173Party Time, Plays 4, p. 281. 174 Party Time, Plays 4, p. 288.

l'expression. Disons-le autrement, les réalités profondes du cœur ou sa rhétorique ne sont pas régies par la pensée ; elles obéissent plutôt à la règle des passions. Ce qui est dictée par d’autres forces que la raison, tel que l'indique Michel Leiris : « Lorsqu'on chante, on vise à émouvoir (communiquer en profondeur) et ce n'est plus à la raison que revient la part du lion175 », c'est-à-dire à cette faculté de discernement,

échapperait à toute saisie verbale. Et l’échec de la parole dite semble ouvrir la voie à la parole chantée ; en échouant à exprimer ce qu’il ressent ou ce qu’il subit, le sujet se résout au chant. L’emprise ou le règne de l’émotion, de la menace, etc. sur celui qui est en train de parler ne sont pas de propriétés relationnelles. Aucun locuteur ne peut avec les mots inscrire dans la chair de son vis-à-vis ses expériences privées. Ce qui empêche le flux normal du discours écrit ou oral. Cette écriture dénote la disjonction entre ce qu’un personnage vit intérieurement et ce que les mots peuvent en dire. Comment la plume peut-elle rendre compte de l’amour de la souffrance due à cet amour ? Des hésitations, des tergiversations, des silences qui montrent que les grandes joies ou les profondes douleurs sont parfois muettes. Par exemple, bien que Petey vive mal l'enlèvement de Stanley, en aucun cas Pinter ne l'écrit ou ne le dit dans The Birthday Party. C’est une écriture qui n’écrit rien, qui est mutique, car elle ne rend compte de rien. Dans la liste des réalités qui échappent à toute mise en mots chez Pinter, il faut ajouter les vocables synonymiques du silence comme l’inénarrable, l’indescriptible, l’innommable, l’incommensurable, l’ineffable, l’irreprésentable, etc. L’immensité, la complexité et la profondeur de certaines comme celles que nous venons d’identifier font que les mots du langage pris dans leur ensemble n’arrivent jamais à en parler entièrement ou à en dire quoi que ce soit.
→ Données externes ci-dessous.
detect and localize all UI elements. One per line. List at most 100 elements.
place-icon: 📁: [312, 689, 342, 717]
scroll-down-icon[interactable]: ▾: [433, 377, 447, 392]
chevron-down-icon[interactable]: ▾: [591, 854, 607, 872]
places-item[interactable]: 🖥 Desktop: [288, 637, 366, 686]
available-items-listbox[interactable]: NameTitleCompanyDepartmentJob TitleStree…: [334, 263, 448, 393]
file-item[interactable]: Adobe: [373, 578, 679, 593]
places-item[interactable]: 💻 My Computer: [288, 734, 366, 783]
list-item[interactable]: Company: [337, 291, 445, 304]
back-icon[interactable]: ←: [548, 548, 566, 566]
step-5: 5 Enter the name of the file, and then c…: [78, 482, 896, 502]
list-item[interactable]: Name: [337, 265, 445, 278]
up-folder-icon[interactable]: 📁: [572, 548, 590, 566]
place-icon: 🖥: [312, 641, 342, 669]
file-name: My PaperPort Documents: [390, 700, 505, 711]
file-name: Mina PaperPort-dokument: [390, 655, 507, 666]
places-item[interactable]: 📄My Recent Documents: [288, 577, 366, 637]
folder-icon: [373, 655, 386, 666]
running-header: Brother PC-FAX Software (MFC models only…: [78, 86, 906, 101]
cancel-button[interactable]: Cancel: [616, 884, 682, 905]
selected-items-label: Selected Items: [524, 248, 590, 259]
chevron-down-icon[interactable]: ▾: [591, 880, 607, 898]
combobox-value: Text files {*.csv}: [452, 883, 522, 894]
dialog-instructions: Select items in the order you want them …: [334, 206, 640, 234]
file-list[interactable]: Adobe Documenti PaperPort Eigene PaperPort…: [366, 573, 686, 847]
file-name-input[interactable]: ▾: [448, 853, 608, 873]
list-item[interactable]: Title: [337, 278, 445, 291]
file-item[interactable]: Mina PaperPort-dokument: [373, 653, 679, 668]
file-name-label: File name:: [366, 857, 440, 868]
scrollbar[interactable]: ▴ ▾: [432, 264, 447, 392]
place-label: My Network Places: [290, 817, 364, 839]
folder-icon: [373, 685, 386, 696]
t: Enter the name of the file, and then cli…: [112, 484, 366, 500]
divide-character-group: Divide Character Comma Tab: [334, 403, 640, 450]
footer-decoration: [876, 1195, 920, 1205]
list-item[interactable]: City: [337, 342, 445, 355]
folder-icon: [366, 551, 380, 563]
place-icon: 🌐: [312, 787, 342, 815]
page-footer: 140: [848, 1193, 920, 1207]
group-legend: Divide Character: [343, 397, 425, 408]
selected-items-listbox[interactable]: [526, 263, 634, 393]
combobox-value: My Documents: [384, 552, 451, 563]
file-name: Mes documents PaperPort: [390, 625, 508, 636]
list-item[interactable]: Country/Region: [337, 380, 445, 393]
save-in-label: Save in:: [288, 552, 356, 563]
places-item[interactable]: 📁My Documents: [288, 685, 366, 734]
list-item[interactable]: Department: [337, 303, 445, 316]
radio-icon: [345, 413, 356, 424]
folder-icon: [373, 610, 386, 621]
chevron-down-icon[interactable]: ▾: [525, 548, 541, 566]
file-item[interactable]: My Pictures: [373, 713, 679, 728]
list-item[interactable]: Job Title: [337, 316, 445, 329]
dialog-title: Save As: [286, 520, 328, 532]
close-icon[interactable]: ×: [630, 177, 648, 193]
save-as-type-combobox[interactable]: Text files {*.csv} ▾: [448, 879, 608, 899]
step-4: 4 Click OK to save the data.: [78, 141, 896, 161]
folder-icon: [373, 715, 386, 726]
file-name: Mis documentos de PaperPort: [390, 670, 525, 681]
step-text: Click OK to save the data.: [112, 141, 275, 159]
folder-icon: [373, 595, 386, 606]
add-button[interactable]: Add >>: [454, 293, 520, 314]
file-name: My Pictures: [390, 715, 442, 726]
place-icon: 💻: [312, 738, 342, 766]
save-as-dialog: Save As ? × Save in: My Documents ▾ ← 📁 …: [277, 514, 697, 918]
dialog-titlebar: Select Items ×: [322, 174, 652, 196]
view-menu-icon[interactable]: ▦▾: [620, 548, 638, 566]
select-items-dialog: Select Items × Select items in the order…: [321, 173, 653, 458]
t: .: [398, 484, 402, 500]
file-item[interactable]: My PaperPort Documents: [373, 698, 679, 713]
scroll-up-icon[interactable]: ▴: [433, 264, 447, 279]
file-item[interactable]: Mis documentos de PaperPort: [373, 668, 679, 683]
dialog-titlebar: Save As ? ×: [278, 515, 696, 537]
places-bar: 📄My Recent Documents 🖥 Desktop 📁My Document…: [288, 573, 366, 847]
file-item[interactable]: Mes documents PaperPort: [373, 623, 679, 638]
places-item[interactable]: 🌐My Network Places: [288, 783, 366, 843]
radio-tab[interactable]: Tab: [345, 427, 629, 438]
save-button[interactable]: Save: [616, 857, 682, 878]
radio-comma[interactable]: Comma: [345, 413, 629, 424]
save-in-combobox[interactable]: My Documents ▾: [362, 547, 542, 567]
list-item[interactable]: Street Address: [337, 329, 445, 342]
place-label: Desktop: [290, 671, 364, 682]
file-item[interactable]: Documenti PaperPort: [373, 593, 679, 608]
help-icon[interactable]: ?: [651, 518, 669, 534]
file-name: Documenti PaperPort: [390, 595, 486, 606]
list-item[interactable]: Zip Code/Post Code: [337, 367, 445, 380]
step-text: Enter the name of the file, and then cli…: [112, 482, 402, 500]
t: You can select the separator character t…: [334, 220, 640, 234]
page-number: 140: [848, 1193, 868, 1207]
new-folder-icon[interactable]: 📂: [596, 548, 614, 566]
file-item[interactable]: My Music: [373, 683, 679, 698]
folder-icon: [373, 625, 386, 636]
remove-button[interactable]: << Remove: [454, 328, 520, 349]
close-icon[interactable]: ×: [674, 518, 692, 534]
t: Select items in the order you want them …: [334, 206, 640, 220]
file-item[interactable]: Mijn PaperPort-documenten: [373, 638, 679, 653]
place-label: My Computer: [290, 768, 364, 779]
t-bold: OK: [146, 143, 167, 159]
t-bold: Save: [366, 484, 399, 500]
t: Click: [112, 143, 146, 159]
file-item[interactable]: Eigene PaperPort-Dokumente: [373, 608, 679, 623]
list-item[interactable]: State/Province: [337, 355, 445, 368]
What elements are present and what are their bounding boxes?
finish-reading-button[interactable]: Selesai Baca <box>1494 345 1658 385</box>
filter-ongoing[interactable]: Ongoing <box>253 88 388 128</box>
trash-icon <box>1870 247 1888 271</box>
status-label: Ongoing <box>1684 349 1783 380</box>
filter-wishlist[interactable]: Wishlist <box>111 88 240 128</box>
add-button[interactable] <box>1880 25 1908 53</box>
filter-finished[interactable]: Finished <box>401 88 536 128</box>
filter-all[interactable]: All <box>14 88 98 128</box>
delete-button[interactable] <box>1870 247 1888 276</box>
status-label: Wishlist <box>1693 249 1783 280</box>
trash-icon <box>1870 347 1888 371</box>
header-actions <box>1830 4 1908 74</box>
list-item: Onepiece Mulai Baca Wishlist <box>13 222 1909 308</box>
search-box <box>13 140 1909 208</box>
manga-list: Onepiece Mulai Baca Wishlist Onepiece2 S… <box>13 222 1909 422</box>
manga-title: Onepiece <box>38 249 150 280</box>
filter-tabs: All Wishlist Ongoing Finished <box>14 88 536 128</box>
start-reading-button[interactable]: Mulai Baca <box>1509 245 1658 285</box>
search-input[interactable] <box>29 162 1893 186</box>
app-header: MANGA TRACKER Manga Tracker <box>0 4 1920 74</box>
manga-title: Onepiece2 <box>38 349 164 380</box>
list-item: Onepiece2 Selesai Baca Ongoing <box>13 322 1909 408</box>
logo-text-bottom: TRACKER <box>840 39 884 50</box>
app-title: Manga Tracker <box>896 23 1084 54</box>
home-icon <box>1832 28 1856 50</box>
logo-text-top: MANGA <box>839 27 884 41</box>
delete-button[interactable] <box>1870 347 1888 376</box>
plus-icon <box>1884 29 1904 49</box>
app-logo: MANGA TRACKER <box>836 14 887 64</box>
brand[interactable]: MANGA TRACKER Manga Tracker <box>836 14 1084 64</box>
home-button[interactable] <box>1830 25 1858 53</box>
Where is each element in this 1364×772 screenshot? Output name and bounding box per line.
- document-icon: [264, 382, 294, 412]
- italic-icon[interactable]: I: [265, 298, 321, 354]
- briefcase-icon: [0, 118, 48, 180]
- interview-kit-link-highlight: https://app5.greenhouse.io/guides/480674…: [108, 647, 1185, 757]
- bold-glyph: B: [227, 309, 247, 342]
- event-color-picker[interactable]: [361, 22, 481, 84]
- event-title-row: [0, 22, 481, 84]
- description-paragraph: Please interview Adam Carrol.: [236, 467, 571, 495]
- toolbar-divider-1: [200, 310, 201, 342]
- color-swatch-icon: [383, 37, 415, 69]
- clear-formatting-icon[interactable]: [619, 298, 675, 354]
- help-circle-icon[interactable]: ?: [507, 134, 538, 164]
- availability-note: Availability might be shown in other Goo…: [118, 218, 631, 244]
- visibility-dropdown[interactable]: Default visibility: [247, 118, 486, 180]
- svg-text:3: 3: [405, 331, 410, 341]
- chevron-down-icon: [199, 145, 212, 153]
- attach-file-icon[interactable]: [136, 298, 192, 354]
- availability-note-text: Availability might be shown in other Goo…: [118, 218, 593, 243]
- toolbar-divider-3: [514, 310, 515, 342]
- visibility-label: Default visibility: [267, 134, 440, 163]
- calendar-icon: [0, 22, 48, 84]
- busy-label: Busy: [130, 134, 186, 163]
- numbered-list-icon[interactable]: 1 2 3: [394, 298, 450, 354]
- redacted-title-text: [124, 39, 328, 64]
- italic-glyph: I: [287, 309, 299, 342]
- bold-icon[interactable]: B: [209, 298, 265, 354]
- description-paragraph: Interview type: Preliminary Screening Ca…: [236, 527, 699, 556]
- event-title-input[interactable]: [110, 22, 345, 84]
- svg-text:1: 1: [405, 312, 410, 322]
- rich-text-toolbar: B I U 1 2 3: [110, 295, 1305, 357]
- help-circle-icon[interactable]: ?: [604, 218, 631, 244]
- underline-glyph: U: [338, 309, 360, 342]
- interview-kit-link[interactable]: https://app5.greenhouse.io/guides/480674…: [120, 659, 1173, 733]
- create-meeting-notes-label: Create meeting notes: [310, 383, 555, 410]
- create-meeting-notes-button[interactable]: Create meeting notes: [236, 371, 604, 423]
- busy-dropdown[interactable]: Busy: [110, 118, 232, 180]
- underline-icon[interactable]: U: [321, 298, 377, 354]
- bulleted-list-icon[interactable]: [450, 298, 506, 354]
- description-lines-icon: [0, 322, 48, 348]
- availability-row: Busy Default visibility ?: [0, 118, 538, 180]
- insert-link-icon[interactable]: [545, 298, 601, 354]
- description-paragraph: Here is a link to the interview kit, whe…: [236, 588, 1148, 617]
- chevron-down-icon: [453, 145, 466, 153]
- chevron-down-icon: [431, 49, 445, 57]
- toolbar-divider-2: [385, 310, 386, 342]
Cependant, on se retrouve dans une sorte d’amphibologie situationnelle où le dire semble impossible et le silence inacceptable. Comment traduire ces réalités alors ? À ce qu’il paraît, le meilleur moyen pour traduire les émotions ne se trouve pas dans les mots du langage, mais plutôt dans la musique. Là où le matériau verbal ne fait que détruire, la musique, grâce à ses capacités suggestives comparables à celle du silence, assure efficacement ce rôle. D’après Théodore de Wyzewa, tout effort pour « traduire l’émotion par des mots précis était évidemment impossible : c’était décomposer l’émotion, donc la détruire. L’émotion, plus encore que les autres modes vitaux, ne peut être traduite directement, mais seulement suggérée. Pour suggérer les

émotions, mode subtil et dernier de la vie, un signal spécial a été inventé : le son musical176 ».